I dirigenti di Pechino per mesi avevano rassicurato l'opinione pubblica internazionale. L'inquinamento, che produce una coltre di smog persistente sulla città, sarebbe stato ridotto in vista delle Olimpiadi. Dati alla mano, Pechino aveva dimostrato al mondo che l'obiettivo sarebbe stato raggiunto in tempi brevi. Non era vero nulla: il tasso di inquinamento rimane pressoché inalterato. È bastato un semplice rilevatore manuale di PM10 a certificare il vero indice di inquinamento dell'aria della capitale cinese. Eppure i dati raccolti negli ultimi mesi avevano rassicurato l'opinione pubblica mondiale sulla qualità dell'aria della città che ospiterà i prossimi Giochi Olimpici.
L'inganno è stato smascherato dalla Bbc: con l'aiuto di semplici rilevatori di inquinamento manuali, nelle scorse tre settimane, ha condotto in segreto test sull'aria di Pechino. Risultato: solo in sei giorni su ventuno, la qualità dell'aria andava incontro agli standard dell'Organizzazione Mondiale della Salute. A svelare per primo lo scandalo dei rilevamenti falsificati, era stato il Wall Street Journal che nel gennaio scorso aveva denunciato la manipolazione dei dati tramite lo spostamento delle centraline di rilevazione nelle aree meno inquinate, come i parchi, e il continuo cambio di parametro, per confondere le idee. All'arrivo dei primi atleti e giornalisti stranieri a Pechino, il governo aveva cercato di rasserenare i dubbi sulla coltre di smog che grava sulla città: «È un fenomeno abbastanza naturale -aveva dichiarato Du Shaozhong, vice direttore dell'ufficio per la protezione Ambientale della municipalità di Pechino- Per esempio, quando state facendo la doccia in bagno, non puoi vedere chi ti sta di fronte. Questo non significa che ci sia inquinamento». Insomma, il colore, estremamente lattiginoso, del cielo non era una prova attendibile di inquinamento. «Dovremmo basarci sui dati ufficiali», replicava il funzionario municipale. Gli stessi dati la cui inattendibilità è stata smascherata dalla Bbc.

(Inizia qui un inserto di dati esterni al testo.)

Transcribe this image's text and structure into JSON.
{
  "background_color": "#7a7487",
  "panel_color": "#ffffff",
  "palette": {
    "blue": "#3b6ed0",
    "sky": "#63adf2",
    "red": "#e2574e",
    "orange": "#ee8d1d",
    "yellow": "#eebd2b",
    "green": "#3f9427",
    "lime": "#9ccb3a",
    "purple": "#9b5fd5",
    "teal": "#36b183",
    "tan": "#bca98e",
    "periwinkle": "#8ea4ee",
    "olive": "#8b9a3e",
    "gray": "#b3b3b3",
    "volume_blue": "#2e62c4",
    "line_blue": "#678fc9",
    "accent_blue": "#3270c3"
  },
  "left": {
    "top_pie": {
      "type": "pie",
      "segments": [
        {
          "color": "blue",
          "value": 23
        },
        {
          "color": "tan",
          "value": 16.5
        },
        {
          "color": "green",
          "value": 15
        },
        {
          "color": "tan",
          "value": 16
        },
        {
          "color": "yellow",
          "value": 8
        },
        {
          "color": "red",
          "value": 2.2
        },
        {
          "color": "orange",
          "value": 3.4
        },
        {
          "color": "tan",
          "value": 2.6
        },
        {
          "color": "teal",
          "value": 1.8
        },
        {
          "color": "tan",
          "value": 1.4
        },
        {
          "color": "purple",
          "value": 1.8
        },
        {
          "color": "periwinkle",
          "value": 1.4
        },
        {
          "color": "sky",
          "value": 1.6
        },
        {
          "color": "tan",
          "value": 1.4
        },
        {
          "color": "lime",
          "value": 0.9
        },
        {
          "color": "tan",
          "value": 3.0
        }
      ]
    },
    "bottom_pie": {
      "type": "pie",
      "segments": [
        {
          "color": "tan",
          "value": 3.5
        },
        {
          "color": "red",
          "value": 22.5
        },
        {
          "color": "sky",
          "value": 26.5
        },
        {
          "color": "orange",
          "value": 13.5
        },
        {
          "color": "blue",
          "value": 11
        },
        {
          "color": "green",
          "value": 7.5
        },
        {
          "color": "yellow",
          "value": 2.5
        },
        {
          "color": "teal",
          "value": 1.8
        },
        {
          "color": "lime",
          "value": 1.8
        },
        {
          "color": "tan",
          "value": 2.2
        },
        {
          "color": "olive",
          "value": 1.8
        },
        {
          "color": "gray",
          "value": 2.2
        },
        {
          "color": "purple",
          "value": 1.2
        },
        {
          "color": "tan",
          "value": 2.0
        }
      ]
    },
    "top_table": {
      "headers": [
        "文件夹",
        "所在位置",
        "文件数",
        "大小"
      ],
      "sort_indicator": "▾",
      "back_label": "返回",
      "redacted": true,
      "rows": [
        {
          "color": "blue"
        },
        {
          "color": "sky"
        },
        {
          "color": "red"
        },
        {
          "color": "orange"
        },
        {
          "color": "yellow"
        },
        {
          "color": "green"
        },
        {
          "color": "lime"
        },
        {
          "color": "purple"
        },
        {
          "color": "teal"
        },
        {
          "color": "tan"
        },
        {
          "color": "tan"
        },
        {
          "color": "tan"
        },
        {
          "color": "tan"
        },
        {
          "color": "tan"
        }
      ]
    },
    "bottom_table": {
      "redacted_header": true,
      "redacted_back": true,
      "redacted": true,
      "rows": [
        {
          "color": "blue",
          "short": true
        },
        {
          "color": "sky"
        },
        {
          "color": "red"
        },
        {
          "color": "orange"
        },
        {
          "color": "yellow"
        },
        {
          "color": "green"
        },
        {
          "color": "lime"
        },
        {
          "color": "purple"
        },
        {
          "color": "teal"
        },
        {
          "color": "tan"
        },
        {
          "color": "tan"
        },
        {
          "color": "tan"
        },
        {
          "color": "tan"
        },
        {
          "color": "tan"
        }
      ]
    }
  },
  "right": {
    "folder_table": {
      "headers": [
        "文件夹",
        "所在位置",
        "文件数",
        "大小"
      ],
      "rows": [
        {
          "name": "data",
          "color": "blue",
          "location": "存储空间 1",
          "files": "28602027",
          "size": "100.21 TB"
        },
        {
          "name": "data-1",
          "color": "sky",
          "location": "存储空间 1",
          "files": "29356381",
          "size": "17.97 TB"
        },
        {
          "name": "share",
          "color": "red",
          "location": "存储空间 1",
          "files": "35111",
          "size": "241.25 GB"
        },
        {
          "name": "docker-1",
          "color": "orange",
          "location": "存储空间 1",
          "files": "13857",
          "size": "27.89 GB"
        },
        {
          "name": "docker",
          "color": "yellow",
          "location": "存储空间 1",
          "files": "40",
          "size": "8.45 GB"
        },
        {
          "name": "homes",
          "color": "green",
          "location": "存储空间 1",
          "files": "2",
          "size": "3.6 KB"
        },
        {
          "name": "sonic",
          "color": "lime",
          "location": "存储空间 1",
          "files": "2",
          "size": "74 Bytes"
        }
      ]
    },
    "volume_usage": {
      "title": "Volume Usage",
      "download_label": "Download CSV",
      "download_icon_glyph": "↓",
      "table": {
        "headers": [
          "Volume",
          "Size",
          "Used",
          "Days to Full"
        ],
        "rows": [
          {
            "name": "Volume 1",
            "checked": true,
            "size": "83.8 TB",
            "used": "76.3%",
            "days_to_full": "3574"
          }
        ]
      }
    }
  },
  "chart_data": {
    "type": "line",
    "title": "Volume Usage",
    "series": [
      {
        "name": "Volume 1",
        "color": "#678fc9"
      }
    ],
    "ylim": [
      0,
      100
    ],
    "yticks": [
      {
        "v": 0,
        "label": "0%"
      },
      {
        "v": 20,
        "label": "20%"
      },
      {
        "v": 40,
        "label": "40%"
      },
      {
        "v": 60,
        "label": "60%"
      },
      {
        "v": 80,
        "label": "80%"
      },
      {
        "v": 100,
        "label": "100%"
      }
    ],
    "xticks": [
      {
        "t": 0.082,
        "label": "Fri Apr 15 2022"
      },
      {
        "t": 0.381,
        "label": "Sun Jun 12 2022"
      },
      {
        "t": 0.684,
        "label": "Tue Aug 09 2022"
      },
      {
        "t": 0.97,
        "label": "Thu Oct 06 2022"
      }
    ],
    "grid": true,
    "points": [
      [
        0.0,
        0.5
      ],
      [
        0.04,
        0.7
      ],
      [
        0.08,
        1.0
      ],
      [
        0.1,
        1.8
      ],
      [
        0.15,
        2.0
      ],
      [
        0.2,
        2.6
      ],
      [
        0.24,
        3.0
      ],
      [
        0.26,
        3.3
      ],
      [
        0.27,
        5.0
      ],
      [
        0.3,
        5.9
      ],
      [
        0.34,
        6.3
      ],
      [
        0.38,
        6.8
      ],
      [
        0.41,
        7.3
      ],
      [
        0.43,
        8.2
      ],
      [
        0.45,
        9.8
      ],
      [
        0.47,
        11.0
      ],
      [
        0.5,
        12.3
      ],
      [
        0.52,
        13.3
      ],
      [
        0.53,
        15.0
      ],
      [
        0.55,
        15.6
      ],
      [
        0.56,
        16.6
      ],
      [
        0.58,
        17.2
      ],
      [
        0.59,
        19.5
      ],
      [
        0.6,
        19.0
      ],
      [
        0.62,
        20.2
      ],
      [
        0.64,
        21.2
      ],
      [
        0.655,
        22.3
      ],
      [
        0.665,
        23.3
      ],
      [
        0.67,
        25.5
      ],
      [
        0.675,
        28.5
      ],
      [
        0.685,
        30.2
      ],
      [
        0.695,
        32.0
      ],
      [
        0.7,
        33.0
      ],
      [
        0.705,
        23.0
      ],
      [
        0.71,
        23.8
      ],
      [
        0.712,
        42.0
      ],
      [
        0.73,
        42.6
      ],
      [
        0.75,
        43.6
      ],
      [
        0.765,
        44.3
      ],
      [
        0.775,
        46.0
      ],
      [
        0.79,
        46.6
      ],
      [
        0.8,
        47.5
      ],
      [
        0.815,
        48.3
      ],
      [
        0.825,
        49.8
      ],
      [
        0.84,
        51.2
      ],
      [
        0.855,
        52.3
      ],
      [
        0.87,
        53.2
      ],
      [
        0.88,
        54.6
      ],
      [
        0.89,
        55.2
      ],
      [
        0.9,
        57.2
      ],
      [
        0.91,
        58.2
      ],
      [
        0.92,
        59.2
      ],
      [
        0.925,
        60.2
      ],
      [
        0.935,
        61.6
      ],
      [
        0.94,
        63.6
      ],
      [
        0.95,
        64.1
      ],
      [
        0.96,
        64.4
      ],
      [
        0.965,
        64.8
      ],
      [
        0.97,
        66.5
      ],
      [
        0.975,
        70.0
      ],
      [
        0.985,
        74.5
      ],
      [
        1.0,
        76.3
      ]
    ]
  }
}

Non è la prima volta che Pechino falsifica i dati sul tasso di inquinamento dell'aria: la scorsa estate, quando venne inaugurato l'esperimento delle targhe alterne in città per ridurre il tasso di PM10 nell'aria, l'ufficio per la Protezione Ambientale della capitale aveva fornito dati incompleti sull'esito della misura introdotta. I dati reali, anche in quell'occasione, avevano dimostrato che non c'era stato un reale abbassamento dell'inquinamento in città. Anche perché quest’ultimo è dovuto in gran parte alla presenza di fabbriche che producevano forti emissioni di agenti inquinanti. Quelle stesse fabbriche che oggi Pechino intende chiudere nei giorni delle Olimpiadi per garantire, troppo tardi ormai, un'aria migliore per gli atleti.